Vermummungsverbot: Kehrtwende der Grünen?
Die Hamburger Grünen wollen ihre Forderung nach einer Lockerung des Vermummungsverbots überdenken. Entsprechend äußerten sich die Spitzenkandidatin für die Bürgerschaftswahl, Katharina Fegebank, und Justizsenator Till Steffen in Zeitungsinterviews. Im Programm der Grünen zur Bürgerschaftswahl am 23. Februar wird gefordert, Vermummung künftig nicht mehr als Straftat, sondern als Ordnungswidrigkeit zu ahnden. Das gebe der Polizei mehr Alternativen beim Einschreiten gegen vermummte Demonstrierende. Bei Straftaten müsse die Polizei einschreiten, bei Ordnungswidrigkeiten habe sie einen Ermessensspielraum. Die forderung hatte scharfe Kritik hervorgerufen, unter anderem bei Polizeigewerkschaften und dem Koalitionspartner SPD.
Steffen: "Mit der Polizei in einen Dialog treten"
Nun folgt offenbar das Umdenken bei den Grünen. "Aus den Reihen der Hamburger Polizei hören wir nun aber, dass sie auch so schon jeden Bewegungsspielraum hat, den sie braucht, um deeskalierend aufzutreten", sagte Steffen der "Welt am Sonntag". "Wir wollen über diese Frage mit der Polizei in einen Dialog treten. Wenn sich das so bestätigt, brauchen wir die Gesetzesänderung nicht."
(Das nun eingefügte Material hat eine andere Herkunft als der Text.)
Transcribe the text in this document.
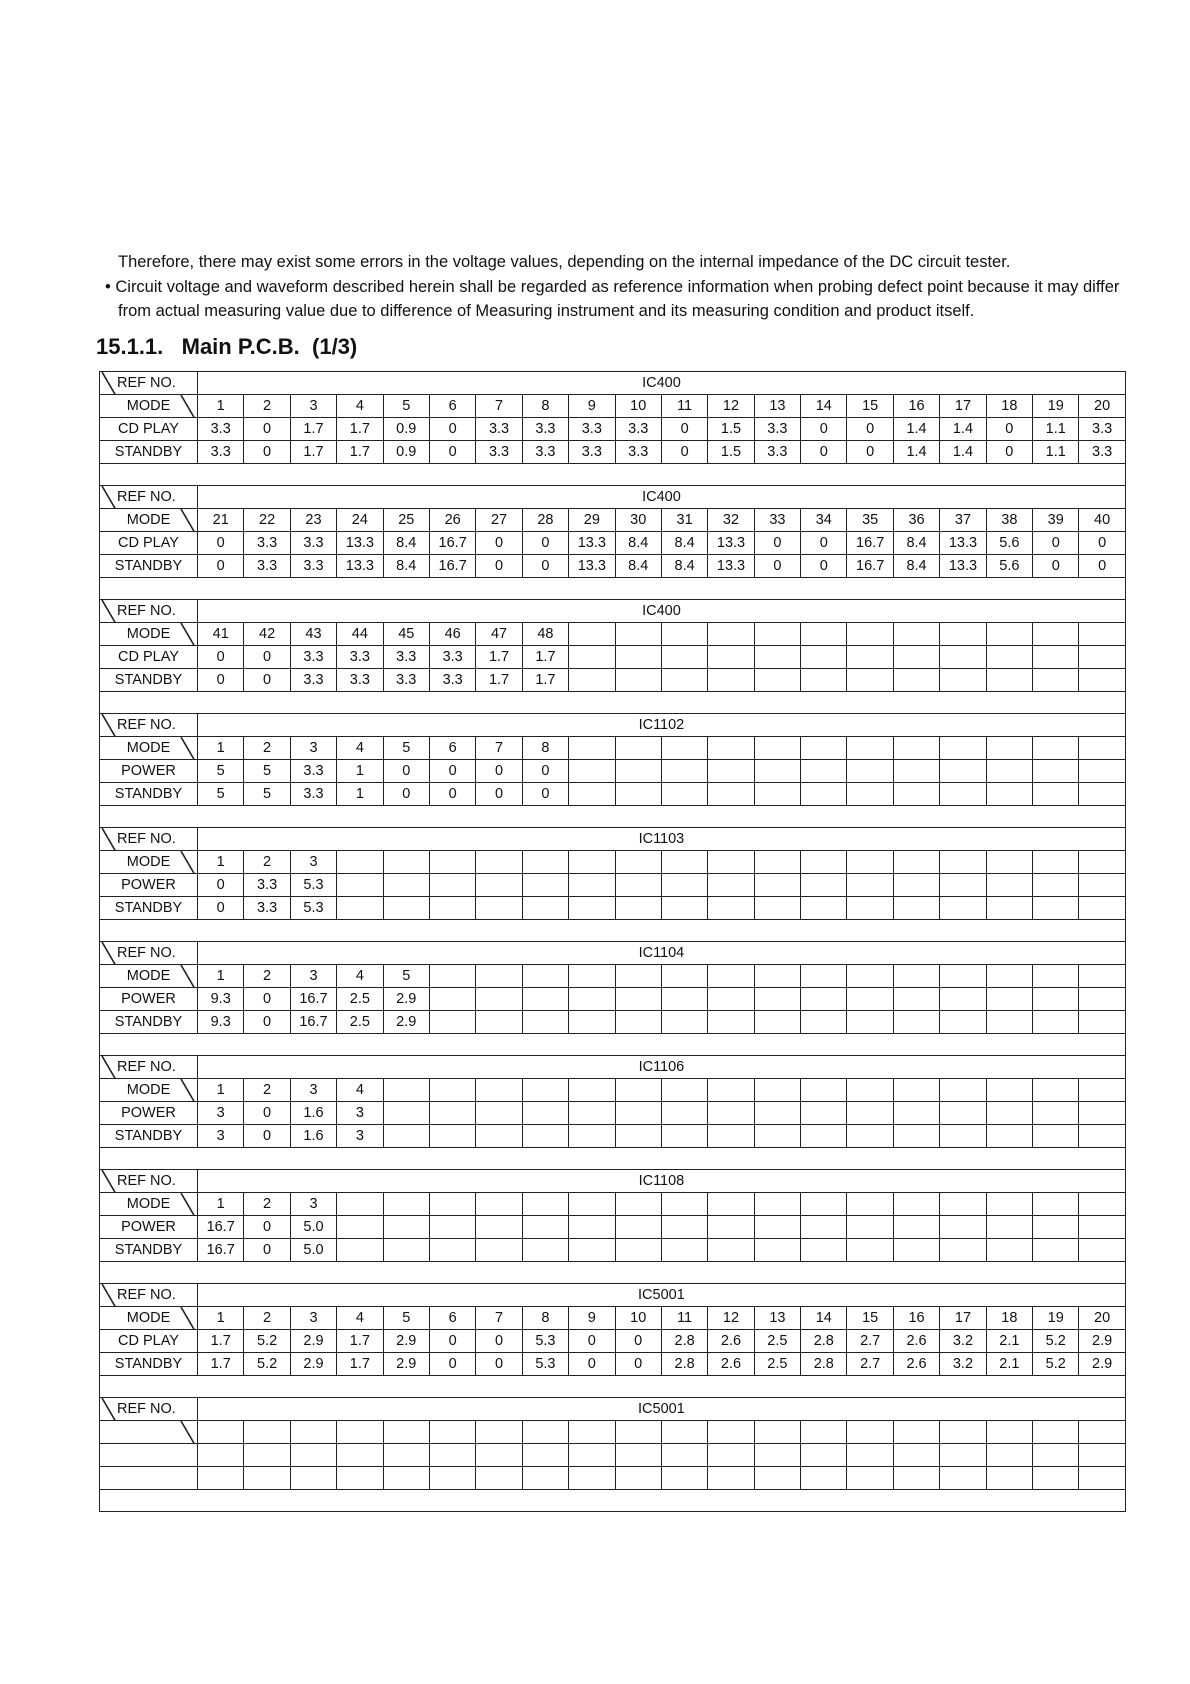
Therefore, there may exist some errors in the voltage values, depending on the internal impedance of the DC circuit tester.

• Circuit voltage and waveform described herein shall be regarded as reference information when probing defect point because it may differ from actual measuring value due to difference of Measuring instrument and its measuring condition and product itself.

15.1.1.   Main P.C.B.  (1/3)
REF NO.	IC400																			
MODE	1	2	3	4	5	6	7	8	9	10	11	12	13	14	15	16	17	18	19	20
CD PLAY	3.3	0	1.7	1.7	0.9	0	3.3	3.3	3.3	3.3	0	1.5	3.3	0	0	1.4	1.4	0	1.1	3.3
STANDBY	3.3	0	1.7	1.7	0.9	0	3.3	3.3	3.3	3.3	0	1.5	3.3	0	0	1.4	1.4	0	1.1	3.3

REF NO.	IC400																			
MODE	21	22	23	24	25	26	27	28	29	30	31	32	33	34	35	36	37	38	39	40
CD PLAY	0	3.3	3.3	13.3	8.4	16.7	0	0	13.3	8.4	8.4	13.3	0	0	16.7	8.4	13.3	5.6	0	0
STANDBY	0	3.3	3.3	13.3	8.4	16.7	0	0	13.3	8.4	8.4	13.3	0	0	16.7	8.4	13.3	5.6	0	0

REF NO.	IC400																			
MODE	41	42	43	44	45	46	47	48												
CD PLAY	0	0	3.3	3.3	3.3	3.3	1.7	1.7												
STANDBY	0	0	3.3	3.3	3.3	3.3	1.7	1.7												

REF NO.	IC1102																			
MODE	1	2	3	4	5	6	7	8												
POWER	5	5	3.3	1	0	0	0	0												
STANDBY	5	5	3.3	1	0	0	0	0												

REF NO.	IC1103																			
MODE	1	2	3																	
POWER	0	3.3	5.3																	
STANDBY	0	3.3	5.3																	

REF NO.	IC1104																			
MODE	1	2	3	4	5															
POWER	9.3	0	16.7	2.5	2.9															
STANDBY	9.3	0	16.7	2.5	2.9															

REF NO.	IC1106																			
MODE	1	2	3	4																
POWER	3	0	1.6	3																
STANDBY	3	0	1.6	3																

REF NO.	IC1108																			
MODE	1	2	3																	
POWER	16.7	0	5.0																	
STANDBY	16.7	0	5.0																	

REF NO.	IC5001																			
MODE	1	2	3	4	5	6	7	8	9	10	11	12	13	14	15	16	17	18	19	20
CD PLAY	1.7	5.2	2.9	1.7	2.9	0	0	5.3	0	0	2.8	2.6	2.5	2.8	2.7	2.6	3.2	2.1	5.2	2.9
STANDBY	1.7	5.2	2.9	1.7	2.9	0	0	5.3	0	0	2.8	2.6	2.5	2.8	2.7	2.6	3.2	2.1	5.2	2.9

REF NO.	IC5001																			
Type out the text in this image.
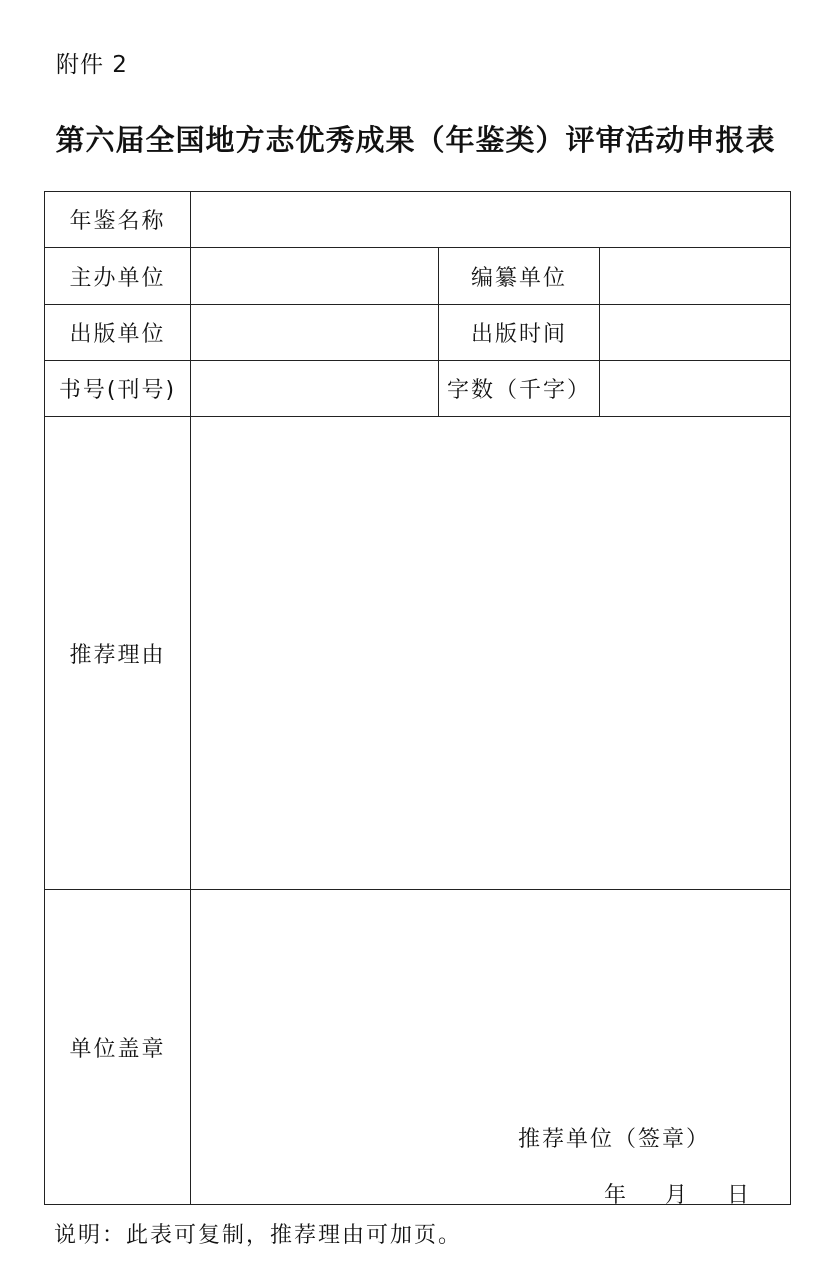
附件 2
第六届全国地方志优秀成果（年鉴类）评审活动申报表
年鉴名称			
主办单位		编纂单位	
出版单位		出版时间	
书号(刊号)		字数（千字）	
推荐理由			
单位盖章	推荐单位（签章）
年 月 日		
说明：此表可复制，推荐理由可加页。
Fegebank: Kein zentrales Zukunftsthema
Sie streite im Wahlkampf für die zentralen Zukunftsthemen wie "eine echte Verkehrswende, eine mutigere Wirtschaftspolitik und mehr Bürgerrechte", sagte Fegebank der "Frankfurter Allgemeinen Sonntagszeitung". "Die Frage, ob das Vermummungsverbot künftig nur noch als Ordnungswidrigkeit verfolgt werden soll, gehört nicht zu diesen Themen." Es gehe nicht darum, "etwas mit der Brechstange an den Beamtinnen und Beamten vorbei durchzusetzen, sondern gemeinsam gute Lösungen in der Sache zu finden."
Gemischte Reaktionen
Die Hamburger CDU begrüßte die Entwicklung. "Gut, dass die Grünen ihren Fehler einsehen und sich von einer Lockerung des Vermummungsverbots distanzieren", meinte Spitzenkandidat Marcus Weinberg im Kurznachrichtendienst Twitter. Aber er frage sich auch, worauf die Wähler und Wählerinnen sich bei den Grünen eigentlich noch verlassen könnten. FDP-Spitzenkandidatin Anna von Treuenfels sagte, die innere Sicherheit sei "eines der Kernthemen unseres Rechtsstaats und nicht geeignet für Experimente im grünen Labor".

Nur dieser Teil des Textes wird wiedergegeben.